1. Field of the Invention
The present invention relates to a semiconductor unit having a plurality of semiconductor chips sandwiched between upper and lower conductive plates, and a semiconductor device using this semiconductor unit.
2. Related Art
A semiconductor device having a structure using Si-IGBT (Insulated Gate Bipolar Transistor produced by use of an Si semiconductor substrate) and SiC-Di (Diode produced by use of an SiC semiconductor substrate) as FWD (Free Wheeling Diode) has been developed recently as a semiconductor module for forming an inverter device or the like. This SiC-Di is a Schottky barrier diode which can exhibit a higher withstand voltage than that of a Schottky barrier diode produced by use of an Si semiconductor substrate and which can exhibit a lower switching loss than that of a pn diode. Incidentally, Si is silicon and SiC is silicon carbide.
FIGS. 5(a) and 5(b) are configuration views of a semiconductor device according to the background art, in which FIG. 5(a) is a view of arrangement in a casing and FIG. 5(b) is a sectional view of important part. This semiconductor device 500 is a semiconductor module formed from two Si-IGBT chips 66 and eight SiC-Di chips (SiC-diode chips) 68 which are free wheeling diodes. This semiconductor device 500 can form one upper or lower arm in an inverter.

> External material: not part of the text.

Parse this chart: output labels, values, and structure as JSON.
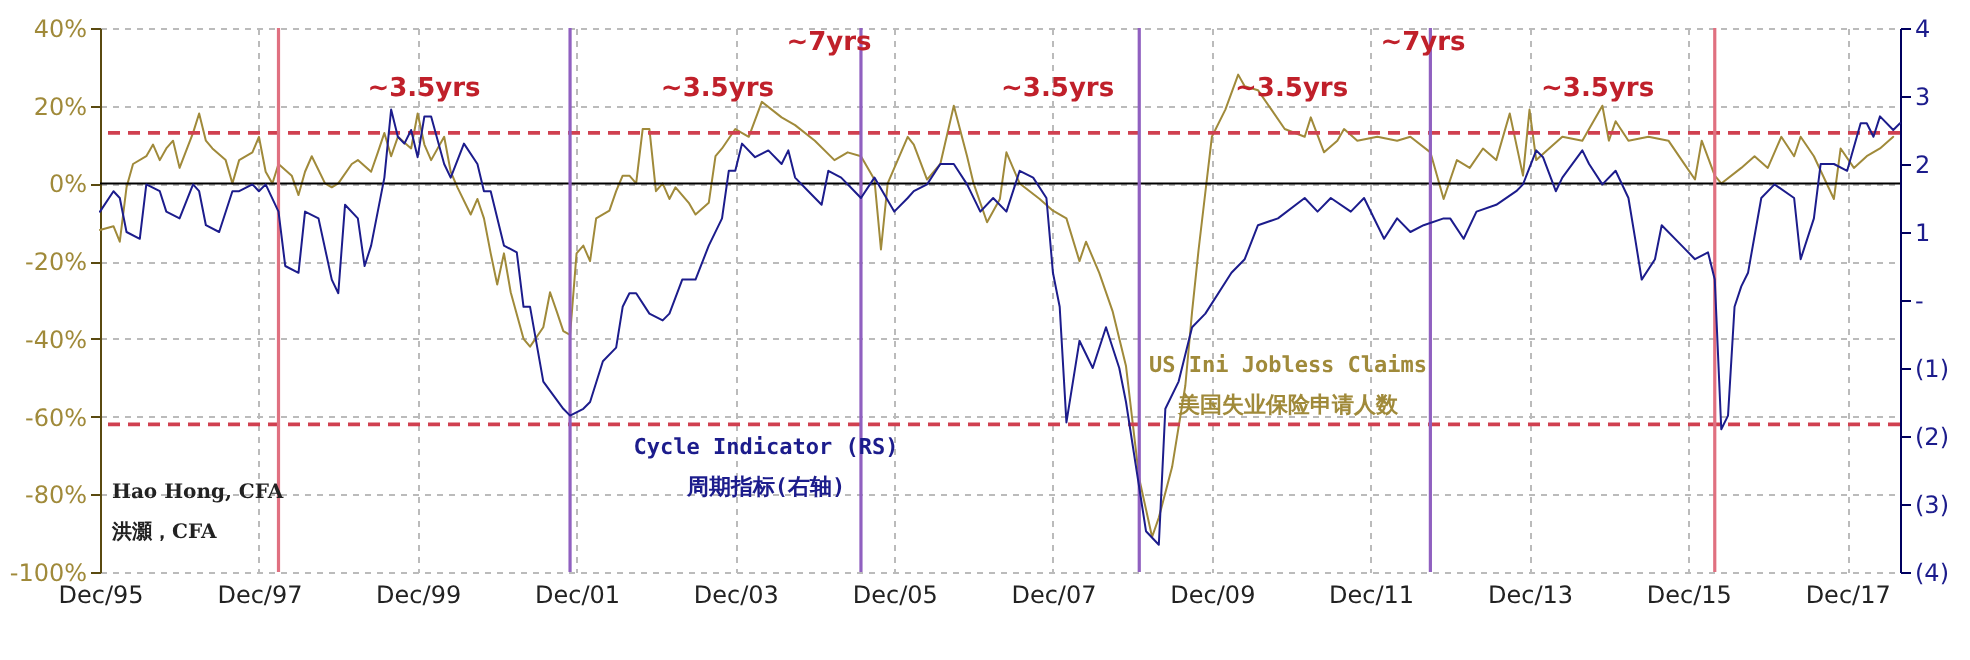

In the semiconductor device 500, a conductive pattern-including insulating substrate 62 is joined onto a copper base plate 61, and a first conductive pattern 63, a second conductive pattern 64 and a third conductive pattern 65 are formed on the conductive pattern-including insulating substrate 62. The first conductive pattern 63 and collector electrodes 67 of the Si-IGBT chips 66, the second conductive
pattern 64 and cathode electrodes 69 of the SiC-Di chips 68 are joined respectively by solder or Ag paste not shown. Emitter electrodes 70 of the Si-IGBT chips 66 and anode electrodes 71 of the SiC-Di chips 68 are connected to the second conductive pattern 64 by aluminum wires 72. Gate pads 73 of the Si-IGBT chips 66 are connected to the third conductive pattern 65 by aluminum wires 74.
A collector terminal C, an emitter terminal E and a gate terminal G are joined to the first conductive pattern 63, the second conductive pattern 64 and the third conductive pattern 65 respectively.
A casing 75 in which the respective chips are housed is joined to the copper base plate 61 which is a heat radiator. For example, the casing 75 is filled with gel not shown while the respective terminals (the collector terminal C, the emitter terminal E and the gate terminal G) are exposed on this casing 75.
In FIGS. 5(a) and 5(b), two Si-IGBT chips 66 and eight SiC-Di chips 68 are housed in the casing 75. Because crystallinity of the SiC semiconductor substrate is not always good, the size of one SiC-Di chip 68 is limited to about several mm square. For this reason, the semiconductor device 500 requires, for example, four SiC-Di chips 68 for one Si-IGBT chip 66. If occasion demands, a larger number of SiC-Di chips 68 are required.
In Japanese Patent No. 4254527 (also referred to herein as “Patent Literature 1”), there has been disclosed the fact that different kinds of elements connected in parallel are connected by conductive plates and sealed with a resin to form a semiconductor unit (referred to as unit package), and a plurality of such semiconductor units (unit packages) are used for forming a semiconductor module.
As described above, because an SiC semiconductor substrate includes a large number of crystal defects when it has a large area, the size (about several mm square as described above) of an SiC-Di chip 68 using the SiC semiconductor substrate is smaller than the size of a Di chip using Si. In a semiconductor module (semiconductor device 500) using SiC-Di chips 68 as shown in FIG. 5, it is therefore necessary to use a large number of SiC-Di chips 68 connected in parallel.
For this reason, in the semiconductor module (semiconductor device 500), the number of wires 72 used for connection increases, so that the number of processes increases and the cost increases. In the semiconductor module (semiconductor device 500), parallel operation of chips varies according to variations in length of the wires 72 so that some chip suffering from current concentration may be broken down to reduce reliability of the semiconductor module (semiconductor device 500). In addition, because the semiconductor module (semiconductor device 500) has a single-sided cooling structure, thermal resistance is high.
In Patent Literature 1, there has been not described the fact that one and the same kind of elements (e.g., SiC-Di chips or the like) are connected in parallel to form a semiconductor unit (unit package), and such semiconductor units are used for assembling a semiconductor device.